Past and present: press/freedom, civic activism, meeting point
An atmospheric square situated in the Palace District of Budapest, especially popular with young people. It was named after Kálmán Mikszáth in 1911. From springtime to autumn the square is filled with the tables and chairs of open air cafés and restaurants, just as attractive as the multicultural shops of neighbouring Krúdy Gyula Street.

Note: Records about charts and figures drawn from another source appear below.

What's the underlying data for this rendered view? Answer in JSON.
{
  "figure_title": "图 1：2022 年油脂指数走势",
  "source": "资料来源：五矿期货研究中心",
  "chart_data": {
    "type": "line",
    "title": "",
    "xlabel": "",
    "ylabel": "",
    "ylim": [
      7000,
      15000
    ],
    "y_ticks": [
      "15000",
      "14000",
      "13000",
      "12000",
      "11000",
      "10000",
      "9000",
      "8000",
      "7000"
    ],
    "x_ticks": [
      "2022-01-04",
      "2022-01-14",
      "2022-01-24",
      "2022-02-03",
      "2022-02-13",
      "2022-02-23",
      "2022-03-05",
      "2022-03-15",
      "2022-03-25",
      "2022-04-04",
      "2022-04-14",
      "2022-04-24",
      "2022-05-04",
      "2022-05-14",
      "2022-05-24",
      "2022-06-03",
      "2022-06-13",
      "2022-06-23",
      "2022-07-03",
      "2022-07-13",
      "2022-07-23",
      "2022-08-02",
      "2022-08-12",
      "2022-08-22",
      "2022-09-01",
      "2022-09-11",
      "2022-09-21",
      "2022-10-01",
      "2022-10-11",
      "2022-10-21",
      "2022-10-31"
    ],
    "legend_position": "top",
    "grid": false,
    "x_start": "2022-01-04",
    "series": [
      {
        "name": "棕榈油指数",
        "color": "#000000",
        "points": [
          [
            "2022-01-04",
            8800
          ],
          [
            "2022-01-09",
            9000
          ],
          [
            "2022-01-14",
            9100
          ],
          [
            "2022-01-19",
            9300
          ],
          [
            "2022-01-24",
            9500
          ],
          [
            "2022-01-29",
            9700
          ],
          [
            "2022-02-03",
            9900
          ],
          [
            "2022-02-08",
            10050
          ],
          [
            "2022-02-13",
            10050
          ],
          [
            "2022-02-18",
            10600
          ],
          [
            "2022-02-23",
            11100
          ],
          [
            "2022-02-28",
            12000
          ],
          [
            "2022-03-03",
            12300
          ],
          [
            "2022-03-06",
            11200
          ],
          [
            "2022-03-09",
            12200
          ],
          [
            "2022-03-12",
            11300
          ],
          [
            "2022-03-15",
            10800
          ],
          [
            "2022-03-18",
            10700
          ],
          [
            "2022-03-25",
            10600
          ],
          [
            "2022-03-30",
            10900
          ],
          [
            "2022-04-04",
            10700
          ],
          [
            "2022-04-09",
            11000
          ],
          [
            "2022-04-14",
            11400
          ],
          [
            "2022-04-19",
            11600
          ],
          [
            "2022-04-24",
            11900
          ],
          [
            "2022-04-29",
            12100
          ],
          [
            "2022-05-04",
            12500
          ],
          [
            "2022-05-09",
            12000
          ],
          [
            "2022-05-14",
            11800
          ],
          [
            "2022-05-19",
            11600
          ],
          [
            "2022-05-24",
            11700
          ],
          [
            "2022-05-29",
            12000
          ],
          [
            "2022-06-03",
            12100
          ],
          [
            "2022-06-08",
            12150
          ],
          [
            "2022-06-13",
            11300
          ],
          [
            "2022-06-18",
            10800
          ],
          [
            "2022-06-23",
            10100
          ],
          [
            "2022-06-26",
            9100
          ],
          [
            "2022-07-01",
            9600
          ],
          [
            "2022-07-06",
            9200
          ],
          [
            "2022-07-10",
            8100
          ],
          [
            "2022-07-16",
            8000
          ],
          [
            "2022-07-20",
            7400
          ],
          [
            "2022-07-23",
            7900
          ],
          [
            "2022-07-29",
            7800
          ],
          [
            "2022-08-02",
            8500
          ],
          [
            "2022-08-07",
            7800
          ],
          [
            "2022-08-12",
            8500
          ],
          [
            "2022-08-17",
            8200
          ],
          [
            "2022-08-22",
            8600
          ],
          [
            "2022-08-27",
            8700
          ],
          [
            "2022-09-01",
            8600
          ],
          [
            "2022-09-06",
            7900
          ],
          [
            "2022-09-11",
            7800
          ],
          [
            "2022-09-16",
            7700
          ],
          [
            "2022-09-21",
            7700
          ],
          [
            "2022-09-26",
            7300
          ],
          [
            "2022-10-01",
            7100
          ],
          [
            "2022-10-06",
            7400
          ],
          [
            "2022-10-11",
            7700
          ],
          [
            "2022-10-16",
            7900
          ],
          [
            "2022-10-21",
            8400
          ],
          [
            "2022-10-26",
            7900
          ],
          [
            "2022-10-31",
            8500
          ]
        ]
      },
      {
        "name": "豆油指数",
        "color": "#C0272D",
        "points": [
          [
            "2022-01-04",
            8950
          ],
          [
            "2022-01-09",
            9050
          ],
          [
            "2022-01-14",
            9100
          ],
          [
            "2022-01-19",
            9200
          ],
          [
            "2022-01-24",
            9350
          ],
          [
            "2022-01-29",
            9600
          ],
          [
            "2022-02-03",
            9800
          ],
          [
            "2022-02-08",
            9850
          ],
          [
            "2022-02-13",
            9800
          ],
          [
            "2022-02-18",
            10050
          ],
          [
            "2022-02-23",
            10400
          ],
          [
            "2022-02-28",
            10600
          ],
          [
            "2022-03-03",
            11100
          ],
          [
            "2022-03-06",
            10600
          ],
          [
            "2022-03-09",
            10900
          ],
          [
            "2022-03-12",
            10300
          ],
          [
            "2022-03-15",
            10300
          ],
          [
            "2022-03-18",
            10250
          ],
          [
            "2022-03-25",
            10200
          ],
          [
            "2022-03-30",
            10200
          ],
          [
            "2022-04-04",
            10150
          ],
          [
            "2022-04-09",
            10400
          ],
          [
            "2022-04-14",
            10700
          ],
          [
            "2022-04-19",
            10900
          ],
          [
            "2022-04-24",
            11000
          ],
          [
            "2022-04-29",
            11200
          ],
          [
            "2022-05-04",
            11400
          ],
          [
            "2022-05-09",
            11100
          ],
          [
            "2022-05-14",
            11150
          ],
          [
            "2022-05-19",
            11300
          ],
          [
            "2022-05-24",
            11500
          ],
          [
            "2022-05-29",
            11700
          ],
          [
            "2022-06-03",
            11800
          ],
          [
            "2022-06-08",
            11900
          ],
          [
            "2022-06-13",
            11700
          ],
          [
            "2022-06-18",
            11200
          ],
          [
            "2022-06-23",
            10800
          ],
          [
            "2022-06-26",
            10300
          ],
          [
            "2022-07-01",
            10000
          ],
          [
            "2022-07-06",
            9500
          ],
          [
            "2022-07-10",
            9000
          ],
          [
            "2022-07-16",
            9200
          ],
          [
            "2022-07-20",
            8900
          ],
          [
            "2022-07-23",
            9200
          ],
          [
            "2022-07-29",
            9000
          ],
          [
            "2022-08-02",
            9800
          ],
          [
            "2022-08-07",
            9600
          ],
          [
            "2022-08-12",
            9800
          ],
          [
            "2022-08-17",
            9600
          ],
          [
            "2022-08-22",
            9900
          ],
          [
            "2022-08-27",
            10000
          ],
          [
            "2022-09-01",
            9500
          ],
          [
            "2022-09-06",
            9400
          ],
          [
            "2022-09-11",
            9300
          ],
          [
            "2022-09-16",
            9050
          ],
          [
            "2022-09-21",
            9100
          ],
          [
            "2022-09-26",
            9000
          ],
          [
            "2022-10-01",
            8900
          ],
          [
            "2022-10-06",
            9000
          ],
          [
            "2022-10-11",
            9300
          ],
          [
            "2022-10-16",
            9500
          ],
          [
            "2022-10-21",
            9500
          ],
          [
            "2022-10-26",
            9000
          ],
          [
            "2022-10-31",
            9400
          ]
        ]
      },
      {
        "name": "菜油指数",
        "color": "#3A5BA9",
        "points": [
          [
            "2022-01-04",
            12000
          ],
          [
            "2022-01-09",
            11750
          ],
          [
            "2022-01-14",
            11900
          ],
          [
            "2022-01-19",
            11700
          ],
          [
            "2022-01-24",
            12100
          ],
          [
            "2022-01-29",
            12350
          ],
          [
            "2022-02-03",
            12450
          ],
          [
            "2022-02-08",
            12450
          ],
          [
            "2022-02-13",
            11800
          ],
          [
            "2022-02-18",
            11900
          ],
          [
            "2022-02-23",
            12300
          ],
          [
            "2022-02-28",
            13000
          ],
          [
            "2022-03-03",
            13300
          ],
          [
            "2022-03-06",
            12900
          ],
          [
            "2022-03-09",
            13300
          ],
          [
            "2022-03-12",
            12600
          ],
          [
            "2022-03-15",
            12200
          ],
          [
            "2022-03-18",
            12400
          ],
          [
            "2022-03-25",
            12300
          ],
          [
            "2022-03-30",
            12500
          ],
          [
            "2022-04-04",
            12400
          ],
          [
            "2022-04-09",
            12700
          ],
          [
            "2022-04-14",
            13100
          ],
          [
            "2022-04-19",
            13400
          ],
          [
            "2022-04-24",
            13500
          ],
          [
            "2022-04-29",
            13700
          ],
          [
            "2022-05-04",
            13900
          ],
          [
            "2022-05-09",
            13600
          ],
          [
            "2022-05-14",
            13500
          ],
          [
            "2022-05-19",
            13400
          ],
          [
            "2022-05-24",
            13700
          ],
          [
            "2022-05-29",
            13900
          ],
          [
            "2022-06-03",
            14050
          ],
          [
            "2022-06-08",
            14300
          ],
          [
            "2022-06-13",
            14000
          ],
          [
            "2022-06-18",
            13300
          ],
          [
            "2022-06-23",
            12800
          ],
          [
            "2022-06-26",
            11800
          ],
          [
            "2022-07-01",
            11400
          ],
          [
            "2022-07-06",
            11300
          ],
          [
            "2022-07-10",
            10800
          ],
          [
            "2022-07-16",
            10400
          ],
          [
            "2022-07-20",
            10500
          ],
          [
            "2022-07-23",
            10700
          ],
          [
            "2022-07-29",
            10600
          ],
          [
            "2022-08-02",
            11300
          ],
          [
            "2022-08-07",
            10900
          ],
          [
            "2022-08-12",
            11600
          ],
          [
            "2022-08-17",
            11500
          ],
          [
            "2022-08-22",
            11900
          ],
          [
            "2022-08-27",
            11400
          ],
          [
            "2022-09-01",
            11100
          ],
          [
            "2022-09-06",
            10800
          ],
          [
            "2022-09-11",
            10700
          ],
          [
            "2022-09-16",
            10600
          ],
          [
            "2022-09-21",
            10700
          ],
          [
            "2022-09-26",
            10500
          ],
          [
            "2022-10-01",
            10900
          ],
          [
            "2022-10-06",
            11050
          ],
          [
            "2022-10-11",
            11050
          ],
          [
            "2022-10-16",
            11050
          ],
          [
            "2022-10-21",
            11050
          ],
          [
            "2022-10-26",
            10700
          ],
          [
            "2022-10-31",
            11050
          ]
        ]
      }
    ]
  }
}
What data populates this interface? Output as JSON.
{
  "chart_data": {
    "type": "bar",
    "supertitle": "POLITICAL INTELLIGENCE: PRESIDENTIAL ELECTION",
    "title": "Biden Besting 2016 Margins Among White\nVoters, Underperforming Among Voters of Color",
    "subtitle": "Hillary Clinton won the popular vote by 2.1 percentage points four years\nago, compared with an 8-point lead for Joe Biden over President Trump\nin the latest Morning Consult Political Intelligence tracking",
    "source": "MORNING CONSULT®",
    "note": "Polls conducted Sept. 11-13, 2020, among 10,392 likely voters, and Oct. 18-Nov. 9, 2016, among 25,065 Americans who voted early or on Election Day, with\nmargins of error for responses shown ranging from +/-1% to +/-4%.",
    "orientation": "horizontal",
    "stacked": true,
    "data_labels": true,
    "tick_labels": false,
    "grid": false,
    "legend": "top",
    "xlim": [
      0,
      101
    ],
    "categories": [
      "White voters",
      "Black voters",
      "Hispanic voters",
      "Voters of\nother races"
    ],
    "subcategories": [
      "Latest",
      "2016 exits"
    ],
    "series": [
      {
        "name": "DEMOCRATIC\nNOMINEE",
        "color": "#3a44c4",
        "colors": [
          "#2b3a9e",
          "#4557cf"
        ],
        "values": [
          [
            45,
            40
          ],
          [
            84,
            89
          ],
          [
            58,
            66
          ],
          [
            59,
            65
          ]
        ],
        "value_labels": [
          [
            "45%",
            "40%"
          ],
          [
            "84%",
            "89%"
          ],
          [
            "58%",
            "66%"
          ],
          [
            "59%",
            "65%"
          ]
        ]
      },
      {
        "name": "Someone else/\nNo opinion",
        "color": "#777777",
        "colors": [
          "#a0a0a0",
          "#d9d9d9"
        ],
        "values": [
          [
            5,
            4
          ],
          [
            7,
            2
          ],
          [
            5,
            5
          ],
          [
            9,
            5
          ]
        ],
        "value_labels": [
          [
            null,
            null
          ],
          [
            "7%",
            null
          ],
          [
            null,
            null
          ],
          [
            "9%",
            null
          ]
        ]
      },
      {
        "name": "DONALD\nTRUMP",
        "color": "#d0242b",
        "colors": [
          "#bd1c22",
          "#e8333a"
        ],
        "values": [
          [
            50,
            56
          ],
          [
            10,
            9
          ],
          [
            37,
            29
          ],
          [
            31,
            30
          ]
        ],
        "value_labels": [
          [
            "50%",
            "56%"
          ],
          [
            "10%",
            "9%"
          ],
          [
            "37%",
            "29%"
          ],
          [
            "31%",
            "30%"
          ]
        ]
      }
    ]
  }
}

This is where Tilos az Á Club was situated and functioned from 1989 to 1995. It was the liberal underground meeting point of the period of the regime change created by Vladimir ‘Vova’ Németh, who by doing so, put Mikszáth Kálmán Square on the map of universal 20th century culture and provided the first legal public space for the young people of Hungary preparing for political change. This is where they celebrated (with Frank Zappa) the Red Army’s quitting the country, this is where Tilos Rádió started its functioning as a pirate station and where Jean-Michel Verret, invited by Péter Halász, painted a New York cityscape on the back wall of the ground floor room using slide projectors. Numerous now-renowned performers started their career here, including Kispál és a Borz, Korai Öröm, DJ Palotai, Quimby, Soma, Tereskova, TÁP Theatre, Vilmos Vajdai and Győző Szabó. All this, of course, was upsetting for the mainstream residents of the neighbourhood, the club was subject to attacks and police raids and was finally forced to close down in 1995. Yet the performers who started their careers here and we, the citizens of Hungary are made richer by the fact that there was a place and there was a person who dared think freely in this place.
The location today is home to a bar called Caffe Zappa, and the New York cityscape can still be seen on the wall.
„Thoughts are cheeky , they refuse to be told ‚Go away'“
– K. Mikszáth
Mikszáth Kálmán (1847-1910) was likewise a free thinker; his statue adorns the square today (sculptor A. Kocsis, 1960).
Mikszáth was a lawyer, writer and member of parliament. In 1896 he got elected president of the Association of Budapest Journalists, the main aim of which was to protect the freedom of the press and create a legal environment that helps the work of journalists. He was among the founders of Országos Hírlap (National Journal) and published his impressions as MP under the title Sketches from Parliament. He was an acute observer of public life and the social anomalies of his time. His rich writer’s oeuvre includes brilliant portraits of his contemporaries and humorous sketches of society. His reports were written with the aim of supporting democracy and the transparency of public life.
Question: Where in your opinion can we find the free thinking public personages of our time?
Recreation spots: the cafés and restaurants of the square.